This guest blog was contributed by Krishna Vishnubhotla, Vice President Product Strategy, Zimperium
With Tax season among us, it is important to be hypervigilant of the tax apps we are using to ensure fake tax apps pushing malware are avoided at all costs.
Fake apps masquerade as legitimate apps and are designed to harvest user data and facilitate identity theft and payment redirection. Fake apps are mostly published on third-party app stores, outside of those natively available from the device manufacturer (e.g., the Google Play Store on Android or the App Store on iOS), but sometimes can make their way onto first party app stores which is very worrisome. It’s no secret that bad actors will be using their shady tactics to exploit individuals when doing their taxes this tax season.
With the rise of malware, it’s vital for CISOs, and security professionals to continue to educate the community on the plethora of potential threats that exist and arise. For example, users may have their guard up when it comes to suspicious hyperlinks, emails, and unsecured wifi, but many let their guard down when it comes to malware in the form of applications.

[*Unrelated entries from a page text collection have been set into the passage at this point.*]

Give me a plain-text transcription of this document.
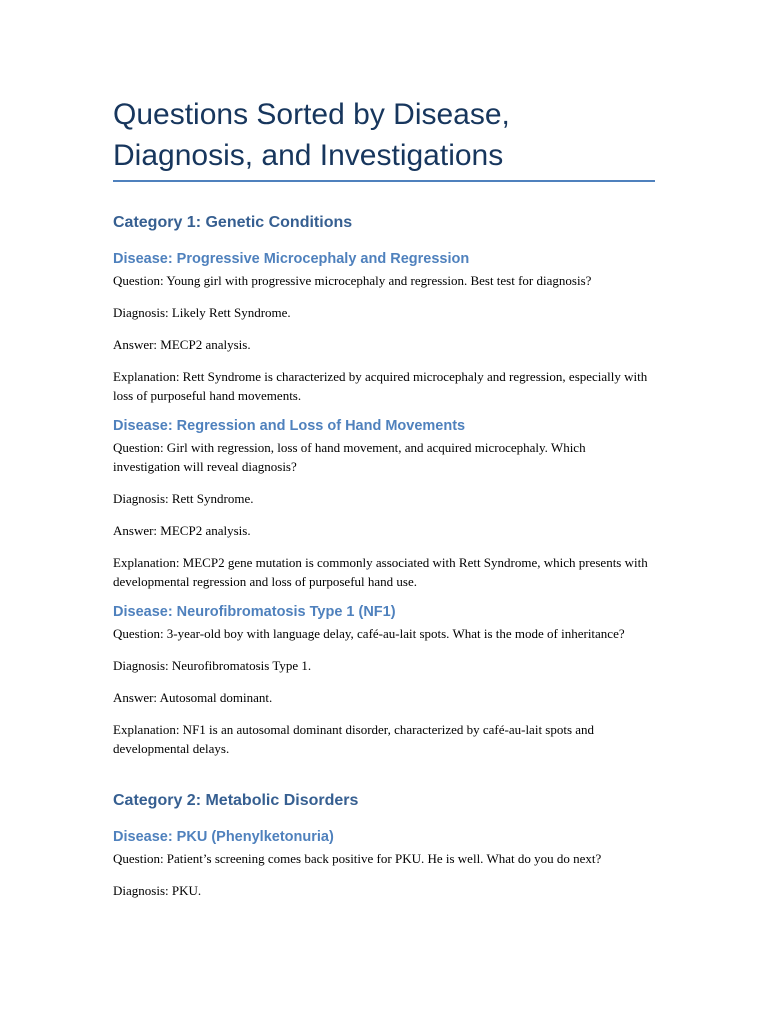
Questions Sorted by Disease, Diagnosis, and Investigations
Category 1: Genetic Conditions
Disease: Progressive Microcephaly and Regression

Question: Young girl with progressive microcephaly and regression. Best test for diagnosis?

Diagnosis: Likely Rett Syndrome.

Answer: MECP2 analysis.

Explanation: Rett Syndrome is characterized by acquired microcephaly and regression, especially with loss of purposeful hand movements.

Disease: Regression and Loss of Hand Movements

Question: Girl with regression, loss of hand movement, and acquired microcephaly. Which investigation will reveal diagnosis?

Diagnosis: Rett Syndrome.

Answer: MECP2 analysis.

Explanation: MECP2 gene mutation is commonly associated with Rett Syndrome, which presents with developmental regression and loss of purposeful hand use.

Disease: Neurofibromatosis Type 1 (NF1)

Question: 3-year-old boy with language delay, café-au-lait spots. What is the mode of inheritance?

Diagnosis: Neurofibromatosis Type 1.

Answer: Autosomal dominant.

Explanation: NF1 is an autosomal dominant disorder, characterized by café-au-lait spots and developmental delays.

Category 2: Metabolic Disorders
Disease: PKU (Phenylketonuria)

Question: Patient’s screening comes back positive for PKU. He is well. What do you do next?

Diagnosis: PKU.
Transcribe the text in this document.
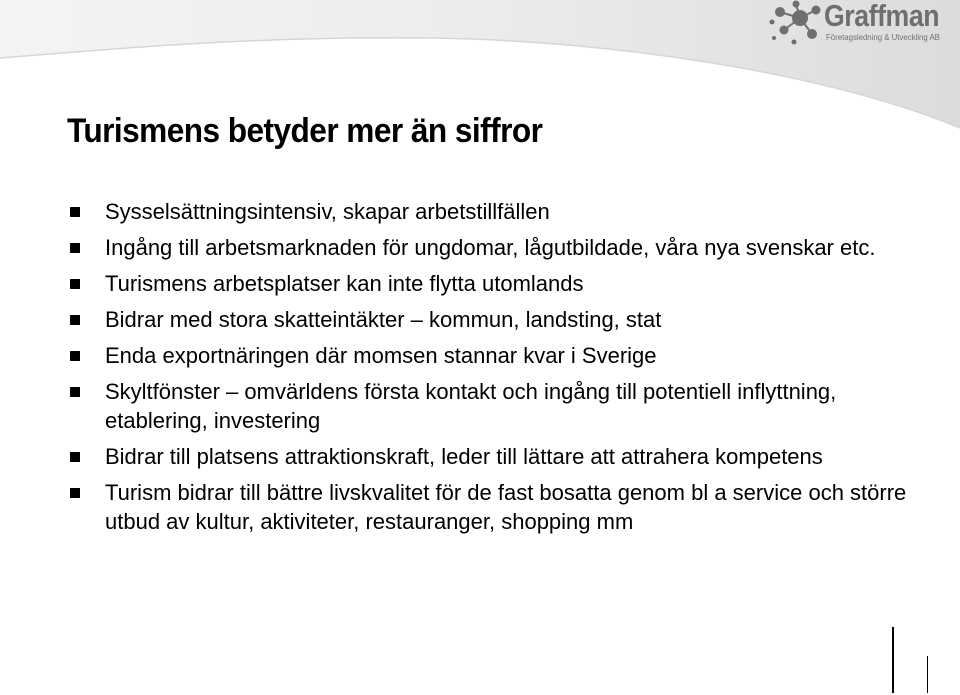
Graffman
Företagsledning & Utveckling AB
Turismens betyder mer än siffror
Sysselsättningsintensiv, skapar arbetstillfällen
Ingång till arbetsmarknaden för ungdomar, lågutbildade, våra nya svenskar etc.
Turismens arbetsplatser kan inte flytta utomlands
Bidrar med stora skatteintäkter – kommun, landsting, stat
Enda exportnäringen där momsen stannar kvar i Sverige
Skyltfönster – omvärldens första kontakt och ingång till potentiell inflyttning, etablering, investering
Bidrar till platsens attraktionskraft, leder till lättare att attrahera kompetens
Turism bidrar till bättre livskvalitet för de fast bosatta genom bl a service och större utbud av kultur, aktiviteter, restauranger, shopping mm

Many ask how attackers might reverse engineer a legitimate tax app and the answer is simple - an attacker only needs to install these apps on their laptop. They would then download the app of interest onto their specially equipped mobile devices to obtain the app binary and upload it to the tool. The software converts the binary back into human-readable source code for analysis. During the analysis, attackers may extract sensitive data embedded in the app, such as API keys, credentials, or URLs to backend services, which can be used to gain unauthorized access or to impersonate the app in phishing attacks. After understanding the app's structure and possibly modifying it to include malicious code, attackers repackage the app in a fake app. The fake app looks and functions similarly to the original but contains malicious functionalities aimed at stealing personal or financial information. To paint a clear picture, for 150 dollars and 10 minutes, bad actors can get their hands on the source code that costs an enterprise nine months and a million dollars to develop.
Fake apps often appear very similar to legitimate ones. Another question often asked is what are the key red flags users should look for to identify a fake tax app, even if it seems to function properly?
Fake apps look real because real apps are very easy to reverse-engineer as mentioned above. However, most of today’s apps lack sufficient protection from reverse engineering. App review and download counts can be manipulated just like the app itself. Some key actions that would be very helpful for users to bear in mind and be vigilant about to stay as safe as possible are:
Be sure to download the app from an official source, such as the Google Play Store or Apple App Store. This reduces the likelihood of an app being fraudulent.
When an app requests payment through unconventional methods such as gift cards, wire transfers, or cryptocurrencies, be cautious.
Pay attention to the permissions that the app requests during installation. For example, a tax app shouldn't share contacts or locations. Excessive permissions are a huge red flag. Just take a moment and consider whether the permission makes sense.
In addition to the above, it is vital to stay vigilant and observe any unusual behavior after installation, for example, the app sending unwanted messages or causing a device malfunction. But by paying attention to any unusual activity, you could save yourself and your data from falling into the hands of the bad actors looking to exploit.